Vassar Student Review

Vassar Student Review

Three Marches: 2019, 2020, 2021

Naima Saini

You think it’s your last year here, and everything should be okay now,
But you’re so sad it hurts your chest and shoots into your hands. You don’t know why.
There are four sprouts in the city, and you cling to them
With everything you have. Orangutans don’t know they’re orangutans,
You read in a book, and it sends you to the bathroom to sob silently.
Your best friend knits you a hat for your birthday, and you tell her you wish to be a snail,
Your whole body safe inside a shell with no room for human thoughts,
Leaving the tiniest mark possible and retreating whenever necessary.
You think you’re in unrequited love but you’re just being dramatic.

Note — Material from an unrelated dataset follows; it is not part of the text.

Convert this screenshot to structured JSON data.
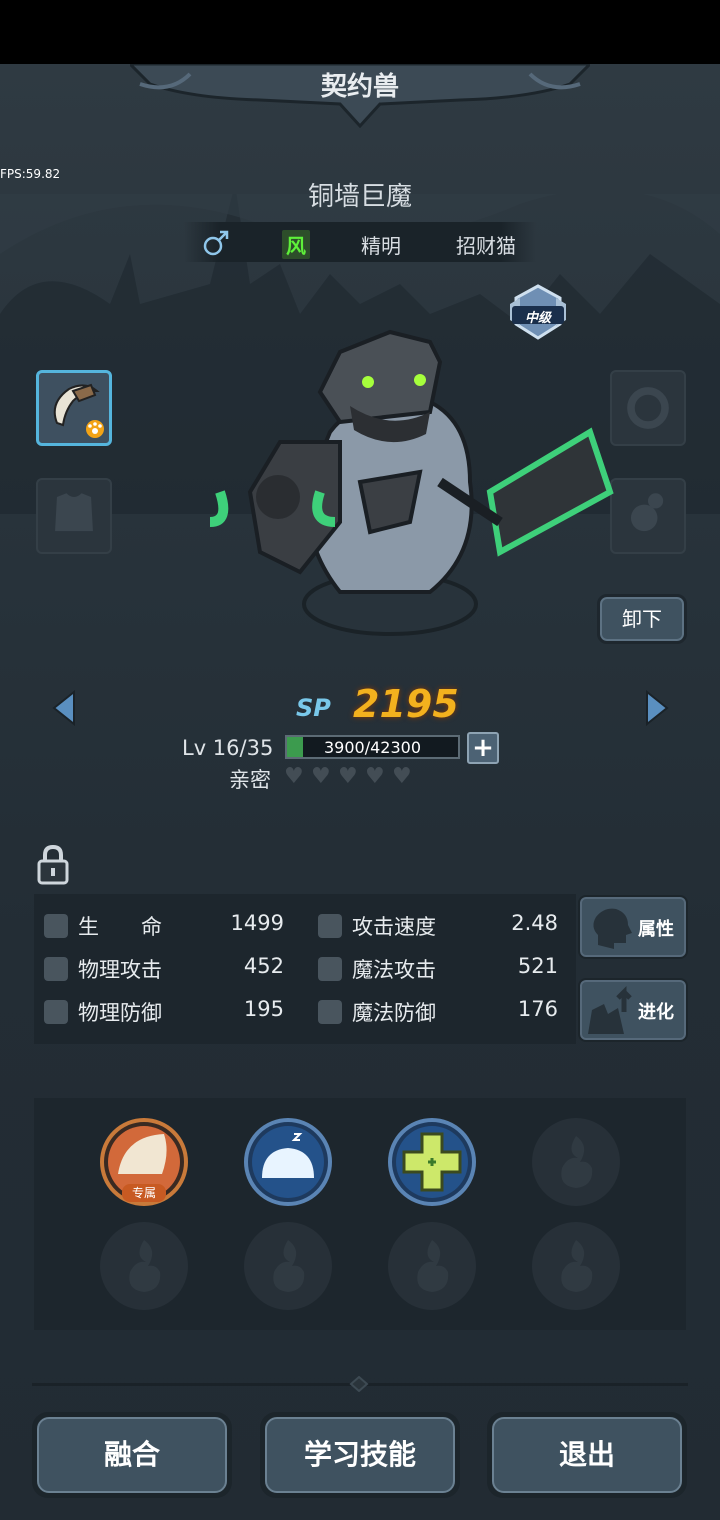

Either the world is ending or everyone is being dramatic.
It feels like the former. Your friends are stuck; you’re all forgetting
To wish for each other’s luck.You snap pencils and freeze all your tea and think,
Spring doesn’t matter anymore, it doesn’t matter if you wear your overalls.
You thought you’d started finally feeling real,
But you catch yourself wishing you could disappear again.
Your dog keeps getting muddy and every night as you watch the news,
You feel the dog shampoo sticky on your knuckles.
A top scientist who used to work from the government has come out and said
Aliens are real. Every night you lie in bed and wish they’d abduct you before morning.
You’re in love but you haven’t told her,
And now she’s across the ocean, so maybe you never will.

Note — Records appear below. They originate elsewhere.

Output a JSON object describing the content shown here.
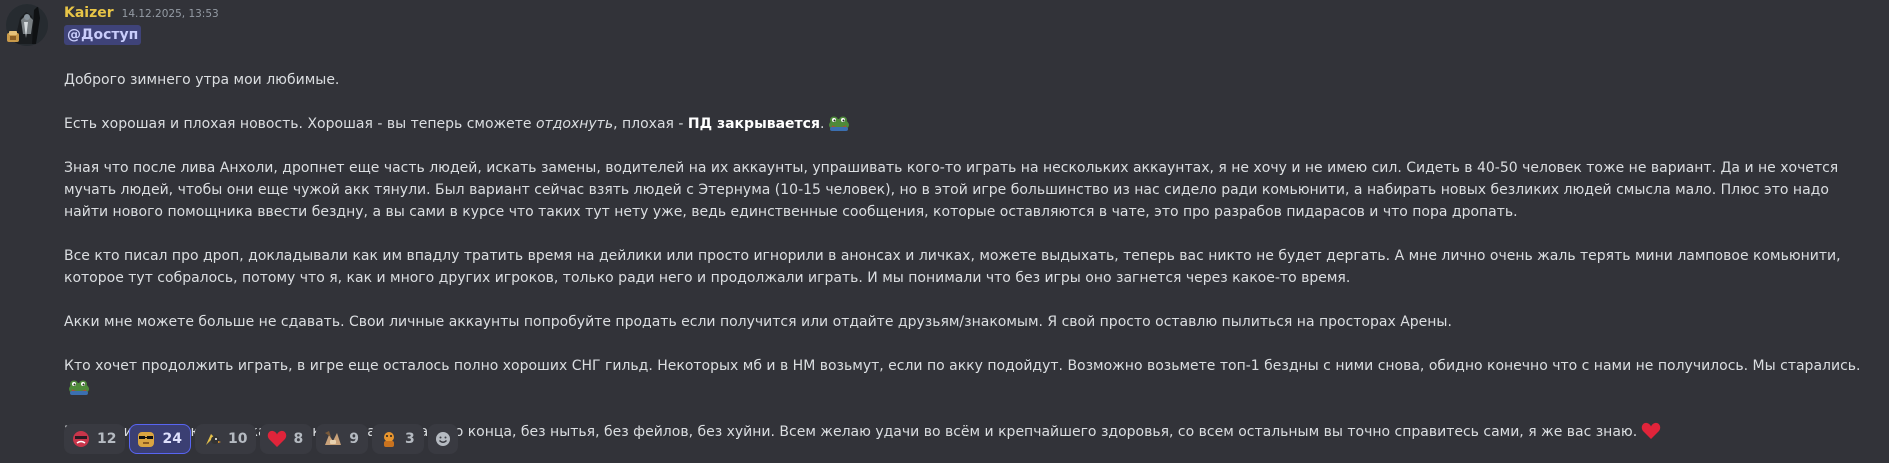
{
  "message": {
    "author": "Kaizer",
    "timestamp": "14.12.2025, 13:53",
    "mention": "@Доступ",
    "colors": {
      "author": "#e8c547",
      "mention_bg": "#3f4379",
      "background": "#323339"
    },
    "paragraphs": {
      "p1": "Доброго зимнего утра мои любимые.",
      "p2_a": "Есть хорошая и плохая новость. Хорошая - вы теперь сможете ",
      "p2_b": "отдохнуть",
      "p2_c": ", плохая - ",
      "p2_d": "ПД закрывается",
      "p2_e": ".",
      "p3": "Зная что после лива Анхоли, дропнет еще часть людей, искать замены, водителей на их аккаунты, упрашивать кого-то играть на нескольких аккаунтах, я не хочу и не имею сил. Сидеть в 40-50 человек тоже не вариант. Да и не хочется мучать людей, чтобы они еще чужой акк тянули. Был вариант сейчас взять людей с Этернума (10-15 человек), но в этой игре большинство из нас сидело ради комьюнити, а набирать новых безликих людей смысла мало. Плюс это надо найти нового помощника ввести бездну, а вы сами в курсе что таких тут нету уже, ведь единственные сообщения, которые оставляются в чате, это про разрабов пидарасов и что пора дропать.",
      "p4": "Все кто писал про дроп, докладывали как им впадлу тратить время на дейлики или просто игнорили в анонсах и личках, можете выдыхать, теперь вас никто не будет дергать. А мне лично очень жаль терять мини ламповое комьюнити, которое тут собралось, потому что я, как и много других игроков, только ради него и продолжали играть. И мы понимали что без игры оно загнется через какое-то время.",
      "p5": "Акки мне можете больше не сдавать. Свои личные аккаунты попробуйте продать если получится или отдайте друзьям/знакомым. Я свой просто оставлю пылиться на просторах Арены.",
      "p6": "Кто хочет продолжить играть, в игре еще осталось полно хороших СНГ гильд. Некоторых мб и в НМ возьмут, если по акку подойдут. Возможно возьмете топ-1 бездны с ними снова, обидно конечно что с нами не получилось. Мы старались.",
      "p7": "Безгранично ценю и уважаю тех кто играл до самого конца, без нытья, без фейлов, без хуйни. Всем желаю удачи во всём и крепчайшего здоровья, со всем остальным вы точно справитесь сами, я же вас знаю."
    },
    "inline_emojis": [
      "frog-emoji",
      "frog-emoji",
      "red-heart-emoji"
    ]
  },
  "reactions": [
    {
      "icon": "red-face-emoji",
      "count": "12",
      "active": false
    },
    {
      "icon": "doge-sunglasses-emoji",
      "count": "24",
      "active": true
    },
    {
      "icon": "party-bird-emoji",
      "count": "10",
      "active": false
    },
    {
      "icon": "red-heart-emoji",
      "count": "8",
      "active": false
    },
    {
      "icon": "handshake-cats-emoji",
      "count": "9",
      "active": false
    },
    {
      "icon": "orange-character-emoji",
      "count": "3",
      "active": false
    }
  ],
  "add_reaction_icon": "add-reaction-icon"
}
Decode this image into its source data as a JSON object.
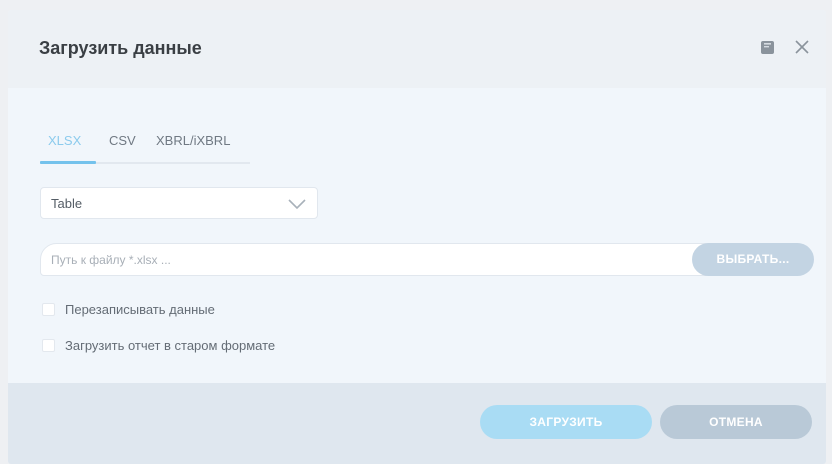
{
  "dialog": {
    "title": "Загрузить данные",
    "help_icon": "help-book-icon",
    "close_icon": "close-icon"
  },
  "tabs": [
    {
      "label": "XLSX",
      "active": true
    },
    {
      "label": "CSV",
      "active": false
    },
    {
      "label": "XBRL/iXBRL",
      "active": false
    }
  ],
  "select": {
    "value": "Table",
    "icon": "chevron-down-icon"
  },
  "file": {
    "placeholder": "Путь к файлу *.xlsx ...",
    "value": "",
    "choose_label": "ВЫБРАТЬ..."
  },
  "options": [
    {
      "label": "Перезаписывать данные",
      "checked": false
    },
    {
      "label": "Загрузить отчет в старом формате",
      "checked": false
    }
  ],
  "footer": {
    "upload_label": "ЗАГРУЗИТЬ",
    "cancel_label": "ОТМЕНА"
  },
  "colors": {
    "accent": "#74c2ec",
    "upload_button": "#a9dcf4",
    "cancel_button": "#b9c9d7"
  }
}
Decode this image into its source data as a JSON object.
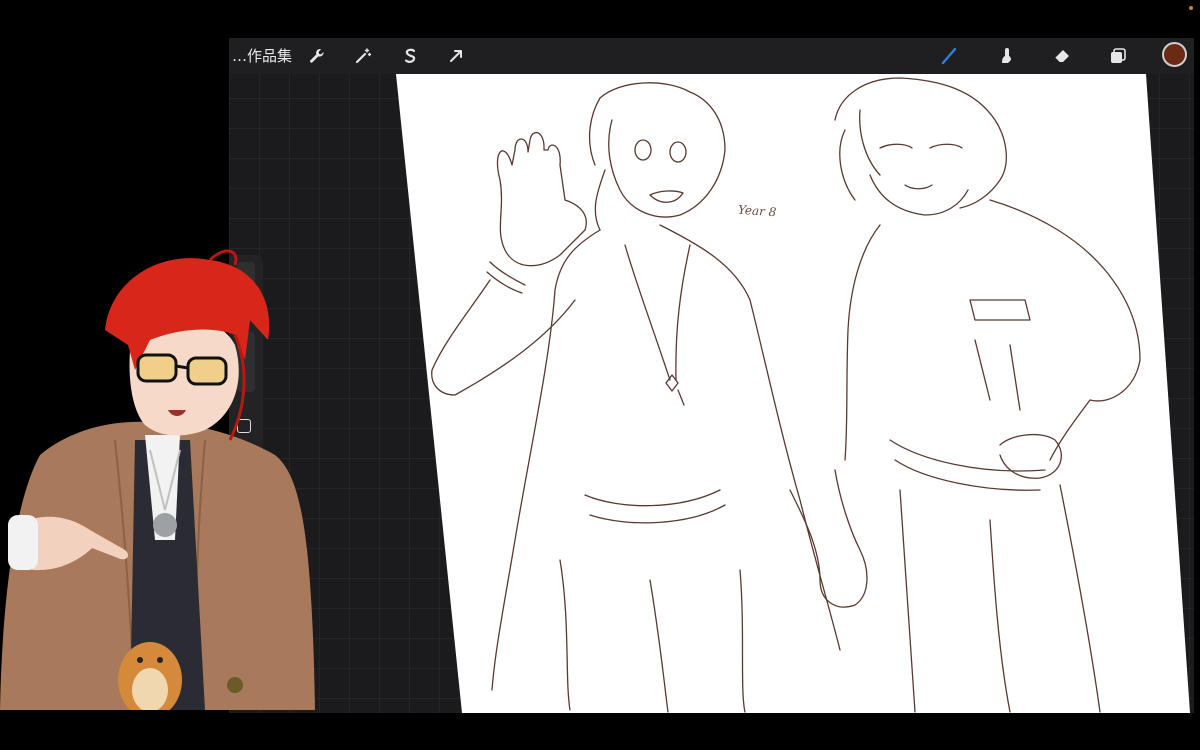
{
  "toolbar": {
    "gallery_label": "…作品集",
    "icons": [
      "wrench-icon",
      "magic-wand-icon",
      "selection-s-icon",
      "transform-arrow-icon",
      "brush-icon",
      "smudge-icon",
      "eraser-icon",
      "layers-icon",
      "color-swatch"
    ],
    "active_tool": "brush",
    "brush_color": "#2f7fe0",
    "current_color": "#6b2a14"
  },
  "canvas": {
    "annotation_text": "Year 8",
    "paper_color": "#ffffff",
    "line_color": "#5a3a30"
  },
  "avatar": {
    "hair_color": "#d8261a",
    "coat_color": "#a8795a",
    "eye_color": "#e8c64a"
  }
}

You can’t tell if you’re getting better, but the sun is setting later, so maybe you will.
You sit the wrong way in your desk chair and cry every time it snows.
Your best friend gets into crocheting and makes you a hat.
You wear sundresses over goosebumps, willing spring to come.
Every night you lie next to someone who loves you and wonder
When your luck will run out. Sometimes you dream there’s only
One pair of glasses on the dresser, one mask, one toothbrush.
Sadness moves all the way to your fingertips and back up your arms again, like a tide.
Sitting in the greenhouse, catching up with your oldest friend, you drink defrosted tea,
And you realize you don’t always want to disappear.
Sometimes you want to be a snail, or at least an orangutan.
But you don’t want to be whisked to a different planet.
Outside your window, there are so many sprouts now.